Another interesting implication of our study stems from the identification of stand-alone ICMs in a number of archaea and bacteria (supplemental Table S2 and supplemental Fig. S2). Recently, Fuchs and co-workers (17, 38) have reported the discovery of a novel CO₂-fixation pathway in several archaea. They have characterized the 16 enzymes in the 3-hydroxypropionate/4-hydroxybutyrate pathway in Metallosphaera sedula. In this pathway, two CO₂ molecules are fixed with acetyl-CoA and reductively converted to succinyl-CoA. An intermediate step in this pathway is the conversion of methylmalonyl-CoA to succinyl-CoA, which is catalyzed by MCM. The majority of MCMs in bacteria are heterodimers, in which one of the subunit binds the substrate and the cofactor. Although M. sedula clearly encodes MCM in its genome, some of the putative mutases in other organisms that were identified as MCMs (see supplemental Table S1 in Ref. 17) are predicted to be stand-alone ICMs based on the Tyr → Phe/Arg → Gln substitutions in their active sites. Thus, in H. marismortui, Halobacterium sp., and N. pharaonis stand-alone ICMs rather than MCMs are predicted to exist, raising questions about the presence of an intact 3-hydroxypropionate/4-hydroxybutyrate pathway in these organisms (supplemental Fig. S2). In contrast, in A. fulgidus and Halorubrum lacusprofundi both copies of the mcm and icm genes are present. In M. sedula, only one copy of MCM is present (supplemental Fig. S2). Fuchs and co-workers (17) noted that in some organisms the enzymes from the first half of the cycle are missing and proposed that in this situation reversal of the second half of the pathway might be important for acetyl-CoA assimilation into succinyl-CoA. Interestingly, the first three reactions of this reverse sequence (acetoacetyl-CoA β-ketothiolase, 3-hydroxybutyryl-CoA dehydrogenase, and crotonyl-CoA hydratase) are identical to those in the acetyl-CoA assimilation pathway described for Streptomyces collinus, which converts acetyl-CoA to crotonyl-CoA (33). The latter, via the action of crotonyl-CoA reductase, is converted to butyryl-CoA, which is isomerized to isobutyryl-CoA by the action of a stand-alone ICM. Isobutyryl-CoA can be converted to succinyl-CoA. Thus, in organisms lacking enzymes in the first half of the 3-hydroxypropionate/4-hydroxybutyrate pathway, ICM may afford an alternative route for assimilation of acetyl-CoA.

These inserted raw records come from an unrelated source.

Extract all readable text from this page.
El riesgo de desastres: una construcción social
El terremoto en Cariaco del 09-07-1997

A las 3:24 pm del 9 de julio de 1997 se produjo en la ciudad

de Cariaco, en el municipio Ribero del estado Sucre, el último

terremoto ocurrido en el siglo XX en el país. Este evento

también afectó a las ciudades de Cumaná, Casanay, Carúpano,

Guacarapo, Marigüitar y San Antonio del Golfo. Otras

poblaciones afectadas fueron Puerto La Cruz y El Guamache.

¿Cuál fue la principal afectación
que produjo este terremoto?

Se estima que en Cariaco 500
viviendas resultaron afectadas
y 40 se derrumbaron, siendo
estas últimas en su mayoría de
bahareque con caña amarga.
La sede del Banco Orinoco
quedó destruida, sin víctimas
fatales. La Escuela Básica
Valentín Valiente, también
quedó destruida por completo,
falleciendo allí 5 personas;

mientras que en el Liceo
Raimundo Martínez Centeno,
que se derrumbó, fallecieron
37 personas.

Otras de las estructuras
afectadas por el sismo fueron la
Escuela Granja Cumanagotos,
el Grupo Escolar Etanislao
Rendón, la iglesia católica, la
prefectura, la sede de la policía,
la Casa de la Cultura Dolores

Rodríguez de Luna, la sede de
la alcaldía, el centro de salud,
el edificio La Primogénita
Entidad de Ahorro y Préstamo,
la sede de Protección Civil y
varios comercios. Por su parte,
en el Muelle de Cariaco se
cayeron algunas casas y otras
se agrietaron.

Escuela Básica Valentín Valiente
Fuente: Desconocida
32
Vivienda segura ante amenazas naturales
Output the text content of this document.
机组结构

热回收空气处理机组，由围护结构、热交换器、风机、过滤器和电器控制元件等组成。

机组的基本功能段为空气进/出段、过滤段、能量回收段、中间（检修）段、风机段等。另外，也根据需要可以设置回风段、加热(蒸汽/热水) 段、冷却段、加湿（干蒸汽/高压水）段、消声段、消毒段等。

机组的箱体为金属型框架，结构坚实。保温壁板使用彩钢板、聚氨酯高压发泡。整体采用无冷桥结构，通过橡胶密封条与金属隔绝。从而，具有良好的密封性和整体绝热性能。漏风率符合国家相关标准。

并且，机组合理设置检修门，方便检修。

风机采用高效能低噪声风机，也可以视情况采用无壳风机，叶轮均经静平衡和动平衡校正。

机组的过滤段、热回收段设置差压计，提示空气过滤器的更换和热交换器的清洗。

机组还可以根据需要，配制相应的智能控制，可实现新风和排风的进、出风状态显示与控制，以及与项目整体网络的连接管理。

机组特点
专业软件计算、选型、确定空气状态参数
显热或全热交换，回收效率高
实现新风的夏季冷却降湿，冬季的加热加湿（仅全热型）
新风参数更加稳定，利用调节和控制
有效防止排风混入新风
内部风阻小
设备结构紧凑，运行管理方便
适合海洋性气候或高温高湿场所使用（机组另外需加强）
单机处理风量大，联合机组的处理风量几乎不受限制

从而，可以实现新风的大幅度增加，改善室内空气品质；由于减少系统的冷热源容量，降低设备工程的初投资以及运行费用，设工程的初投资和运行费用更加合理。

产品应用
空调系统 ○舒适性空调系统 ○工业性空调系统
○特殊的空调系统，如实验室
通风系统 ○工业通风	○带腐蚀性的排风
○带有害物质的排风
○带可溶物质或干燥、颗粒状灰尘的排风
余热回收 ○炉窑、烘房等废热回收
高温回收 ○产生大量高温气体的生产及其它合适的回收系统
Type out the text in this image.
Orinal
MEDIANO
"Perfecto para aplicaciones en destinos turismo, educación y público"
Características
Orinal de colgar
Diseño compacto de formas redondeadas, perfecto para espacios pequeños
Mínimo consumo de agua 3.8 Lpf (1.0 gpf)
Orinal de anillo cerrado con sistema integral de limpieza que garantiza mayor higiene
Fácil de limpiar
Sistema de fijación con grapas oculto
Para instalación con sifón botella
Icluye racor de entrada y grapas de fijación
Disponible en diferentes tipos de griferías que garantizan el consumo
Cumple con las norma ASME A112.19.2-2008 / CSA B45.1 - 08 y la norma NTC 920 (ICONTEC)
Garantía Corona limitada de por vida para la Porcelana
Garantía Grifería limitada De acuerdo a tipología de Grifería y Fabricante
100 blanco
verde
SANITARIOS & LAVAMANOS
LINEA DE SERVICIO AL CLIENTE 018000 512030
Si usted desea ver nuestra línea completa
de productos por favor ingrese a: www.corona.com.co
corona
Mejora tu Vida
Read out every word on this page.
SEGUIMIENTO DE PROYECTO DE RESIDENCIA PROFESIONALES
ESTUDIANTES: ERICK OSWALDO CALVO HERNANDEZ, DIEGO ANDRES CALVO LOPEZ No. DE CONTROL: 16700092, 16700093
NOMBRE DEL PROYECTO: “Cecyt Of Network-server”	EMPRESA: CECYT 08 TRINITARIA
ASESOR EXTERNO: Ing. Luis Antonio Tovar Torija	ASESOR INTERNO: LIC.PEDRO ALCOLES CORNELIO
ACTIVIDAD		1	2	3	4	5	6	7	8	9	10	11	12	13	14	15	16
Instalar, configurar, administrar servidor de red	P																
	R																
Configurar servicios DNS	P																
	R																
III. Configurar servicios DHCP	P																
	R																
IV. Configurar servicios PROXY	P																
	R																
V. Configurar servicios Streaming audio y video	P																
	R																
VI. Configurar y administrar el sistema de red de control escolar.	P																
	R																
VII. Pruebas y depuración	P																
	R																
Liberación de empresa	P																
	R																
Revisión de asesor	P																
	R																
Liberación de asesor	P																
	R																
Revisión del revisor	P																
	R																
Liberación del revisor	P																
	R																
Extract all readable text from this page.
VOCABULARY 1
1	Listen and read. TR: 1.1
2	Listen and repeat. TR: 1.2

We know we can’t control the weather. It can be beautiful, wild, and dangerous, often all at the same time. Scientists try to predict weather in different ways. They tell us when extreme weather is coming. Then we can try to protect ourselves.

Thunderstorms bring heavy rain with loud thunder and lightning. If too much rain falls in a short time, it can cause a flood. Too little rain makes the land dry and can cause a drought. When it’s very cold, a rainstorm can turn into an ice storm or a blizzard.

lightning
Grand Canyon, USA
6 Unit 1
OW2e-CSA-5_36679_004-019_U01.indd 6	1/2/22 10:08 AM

It is interesting how MCM-like enzymes have evolved distinct substrate specificities by virtue of very limited changes in their active site residues. Muller and co-workers (39, 40) described a B₁₂-dependent enzyme that is involved in the pathway of degradation of fuel oxygenates. This enzyme in Methylibium petroleiphilum PM1 was shown to convert 2-hydroxyisobutyryl-CoA into 3-hydroxybutyryl-CoA. The remarkable feature of this enzyme is that it resembles ICM and has two subunits, IcmA and IcmB. However, in the active site of IcmA, Phe is substituted by Ile, whereas Gln is conserved (see Fig. 5 in Ref. 39). It is interesting that M. petroleiphilum also has a copy of the icmF and mcm genes (based on amino acid substitutions in the active site sequences). Another example of subtle alterations in substrate specificity is seen in ethylmalonyl-CoA mutase from Rhodobacter sphaeroides (41). This enzyme interconverts ethylmalonyl-CoA and methylsuccinyl-CoA. Like MCM, ethylmalonyl-CoA mutase is predicted to have Tyr and Arg residues in the active site. However, to utilize the larger ethylmalonyl-CoA/methylsuccinyl-CoA substrates, it is speculated that a conserved His and Asn in MCM are substituted by Gly-255 and Pro-296, respectively, in the R. sphaeroides ethylmalonyl-CoA mutase (see supplemental Fig. S4 in Ref. 41). The identification of ICM- and IcmF-encoding genes in a number of bacteria and archaea should fuel studies aimed at identifying the metabolic contributions of the ICM activity in these organisms.